Lesson 5: Being good at something isn’t the same as being a good leader

“I decided not to go for President of the Boat Club as I felt I didn’t know enough, and didn’t have enough experience rowing,” says Trott. “So I went for Vice. But there’s a certain stress that comes from being second in command, too, as you have to act on other people’s decisions.” What you need for good leadership, she says, is someone who is ready to take responsibility and be accountable. “Most stress comes from dithering, from changing mid-strategy and from lack of clarity. It was a really good platform for me to learn that I’m good at taking responsibility, and so I learned never to rule myself out of a race.”

For Schwefel, leadership is about diplomacy. She remembers: “There would be clashes over the theme choice, or departments passionately justifying why they needed more budget than the others. But we trusted each other, so we could have lunch together and I could say: ‘Look, it sounds great but it’s just not feasible.’

We usually say: ‘Make it beautiful…using flame-retardant materials’

“It was also about managing different inputs and outputs – some people are always going to put in more effort than others, so it was important to make sure that those people felt valued.”

Schwefel also learned about prioritisation and time management, even if her method was potentially unsustainable. “I learned to prioritise emails by when things needed doing, and to love spreadsheets a little too much. Juggling between my degree and the Ball, I had a little notebook full of lists that I took everywhere – if I’d lost it, I would have been sunk. I threw myself into Cambridge life – for me, friends and societies were an important part of the experience. I went full tilt for each eight-week term, and then I’d go home to my parents’ and sleep for a week.”

Student in glittering curtains
Eilish Turner-Frick (Medicine, Third Year), Fitzwilliam Winter Ball President.

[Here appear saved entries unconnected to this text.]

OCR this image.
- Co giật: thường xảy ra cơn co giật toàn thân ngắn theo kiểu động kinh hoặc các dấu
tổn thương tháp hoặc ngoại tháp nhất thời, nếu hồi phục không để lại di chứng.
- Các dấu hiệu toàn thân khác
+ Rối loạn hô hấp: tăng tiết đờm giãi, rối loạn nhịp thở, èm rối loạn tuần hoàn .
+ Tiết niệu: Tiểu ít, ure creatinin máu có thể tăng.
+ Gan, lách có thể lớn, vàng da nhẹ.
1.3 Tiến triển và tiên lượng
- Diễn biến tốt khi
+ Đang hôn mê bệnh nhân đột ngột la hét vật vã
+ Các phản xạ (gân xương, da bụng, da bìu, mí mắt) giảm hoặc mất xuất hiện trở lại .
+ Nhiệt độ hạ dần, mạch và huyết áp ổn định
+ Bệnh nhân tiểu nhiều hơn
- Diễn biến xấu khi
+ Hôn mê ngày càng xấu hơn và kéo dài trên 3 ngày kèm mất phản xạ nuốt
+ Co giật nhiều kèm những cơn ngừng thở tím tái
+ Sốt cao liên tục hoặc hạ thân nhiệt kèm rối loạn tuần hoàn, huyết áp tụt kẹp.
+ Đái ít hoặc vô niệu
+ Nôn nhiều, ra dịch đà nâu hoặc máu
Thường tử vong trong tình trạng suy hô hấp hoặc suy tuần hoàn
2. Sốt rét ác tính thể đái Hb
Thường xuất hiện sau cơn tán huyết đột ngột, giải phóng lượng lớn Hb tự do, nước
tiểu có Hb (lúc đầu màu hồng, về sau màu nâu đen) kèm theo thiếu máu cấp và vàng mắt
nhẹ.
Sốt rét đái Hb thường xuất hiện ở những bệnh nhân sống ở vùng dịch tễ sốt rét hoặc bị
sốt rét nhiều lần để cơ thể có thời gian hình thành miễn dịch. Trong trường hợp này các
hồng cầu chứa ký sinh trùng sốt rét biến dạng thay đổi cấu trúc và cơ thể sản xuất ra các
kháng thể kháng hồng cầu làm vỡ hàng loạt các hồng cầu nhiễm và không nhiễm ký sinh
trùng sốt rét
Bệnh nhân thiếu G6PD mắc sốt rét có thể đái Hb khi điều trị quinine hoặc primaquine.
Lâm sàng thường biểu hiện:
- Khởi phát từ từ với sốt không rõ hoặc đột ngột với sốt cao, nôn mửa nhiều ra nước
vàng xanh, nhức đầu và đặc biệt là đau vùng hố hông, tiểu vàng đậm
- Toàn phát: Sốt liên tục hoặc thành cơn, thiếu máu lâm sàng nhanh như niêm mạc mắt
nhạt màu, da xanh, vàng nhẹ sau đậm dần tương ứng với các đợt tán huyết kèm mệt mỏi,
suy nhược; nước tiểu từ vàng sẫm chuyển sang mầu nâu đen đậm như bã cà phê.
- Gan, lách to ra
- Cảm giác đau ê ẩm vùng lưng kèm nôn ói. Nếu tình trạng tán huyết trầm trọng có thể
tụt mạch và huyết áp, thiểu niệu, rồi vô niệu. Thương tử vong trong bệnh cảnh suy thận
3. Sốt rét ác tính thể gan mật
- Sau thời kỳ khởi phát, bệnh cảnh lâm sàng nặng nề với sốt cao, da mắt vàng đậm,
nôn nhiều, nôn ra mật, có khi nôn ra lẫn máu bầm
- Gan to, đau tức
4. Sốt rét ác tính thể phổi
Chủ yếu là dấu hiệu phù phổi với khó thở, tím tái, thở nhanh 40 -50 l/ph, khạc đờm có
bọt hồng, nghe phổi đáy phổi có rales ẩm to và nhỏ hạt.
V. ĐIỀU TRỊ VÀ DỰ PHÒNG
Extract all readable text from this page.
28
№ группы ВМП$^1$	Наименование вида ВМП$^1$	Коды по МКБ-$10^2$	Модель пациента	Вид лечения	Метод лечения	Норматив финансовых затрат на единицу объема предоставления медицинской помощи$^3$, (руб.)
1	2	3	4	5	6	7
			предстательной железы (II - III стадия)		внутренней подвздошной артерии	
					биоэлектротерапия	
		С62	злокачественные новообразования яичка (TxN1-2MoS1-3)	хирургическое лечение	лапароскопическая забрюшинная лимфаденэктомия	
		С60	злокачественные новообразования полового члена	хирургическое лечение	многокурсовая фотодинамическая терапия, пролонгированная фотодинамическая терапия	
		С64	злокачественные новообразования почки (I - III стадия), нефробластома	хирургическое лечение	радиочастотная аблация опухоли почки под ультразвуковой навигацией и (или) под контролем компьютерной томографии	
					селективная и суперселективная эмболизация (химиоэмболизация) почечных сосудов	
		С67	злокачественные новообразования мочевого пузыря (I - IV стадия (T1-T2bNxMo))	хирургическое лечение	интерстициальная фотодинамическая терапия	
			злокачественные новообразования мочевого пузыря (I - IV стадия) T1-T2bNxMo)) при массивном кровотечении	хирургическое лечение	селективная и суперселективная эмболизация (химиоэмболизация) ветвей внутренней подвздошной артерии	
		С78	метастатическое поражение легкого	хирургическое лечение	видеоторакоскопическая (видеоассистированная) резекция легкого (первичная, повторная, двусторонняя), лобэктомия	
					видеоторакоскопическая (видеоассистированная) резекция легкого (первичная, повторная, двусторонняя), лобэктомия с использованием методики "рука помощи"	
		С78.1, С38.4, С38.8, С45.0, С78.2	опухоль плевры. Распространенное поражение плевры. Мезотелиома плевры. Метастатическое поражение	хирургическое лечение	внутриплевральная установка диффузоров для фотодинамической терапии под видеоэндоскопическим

Lesson 6: Take time to feel the joy

“I enjoy people-watching on the night of the Ball,” says Hackett, “seeing how the committee is getting on and the sheer joy on students’ faces.” It’s important to take five and appreciate what you’ve achieved, agrees Schwefel, who was also Ball publicity officer in her first year. “We would stop filling ice buckets when the headliner came on, and all of the committee would go to the main stage for five minutes just to say: ‘We did it!’ We’d all been up since 6am, then after people left we’d stay up to put the College back to normal before the morning. We were that kind of delirious where everything is funny. At 6am, after 24 hours awake, someone would do a coffee run to Savino’s, and a coffee and a bacon sandwich would get us through to about 1pm, when we’d fall, exhausted, into bed.”

Lesson 7: Winning doesn’t matter… much

“The Boat Race felt so important,” says Trott. “I remember watching the race when I was six, and my mum said: ‘If you work hard you could go to one of those universities.’ I asked which one and she said: ‘Well, you look better in light blue’, so that was my decision made.” Trott rowed for Cambridge in her third year and lost. “I said I was never doing it again, and six weeks later I had signed up for the next year, and for a leadership position. It was painfully addictive. I really wanted to be part of a Light Blue victory, but that year Cambridge lost all our races. It felt soul destroying to have given so much, and to lose every race. It was a long time until something mattered to me as much as the Boat Race.”

By the time that came, though, Trott had learned another lesson. “I didn’t appreciate it at the time, but it’s not the winning that matters most in the long run. Turning up matters. Being part of something matters. The spirit of camaraderie we had, particularly in that second year, was amazing – everyone did their best under challenging conditions and we really supported one another. That Blondie crew are still some of my best friends.”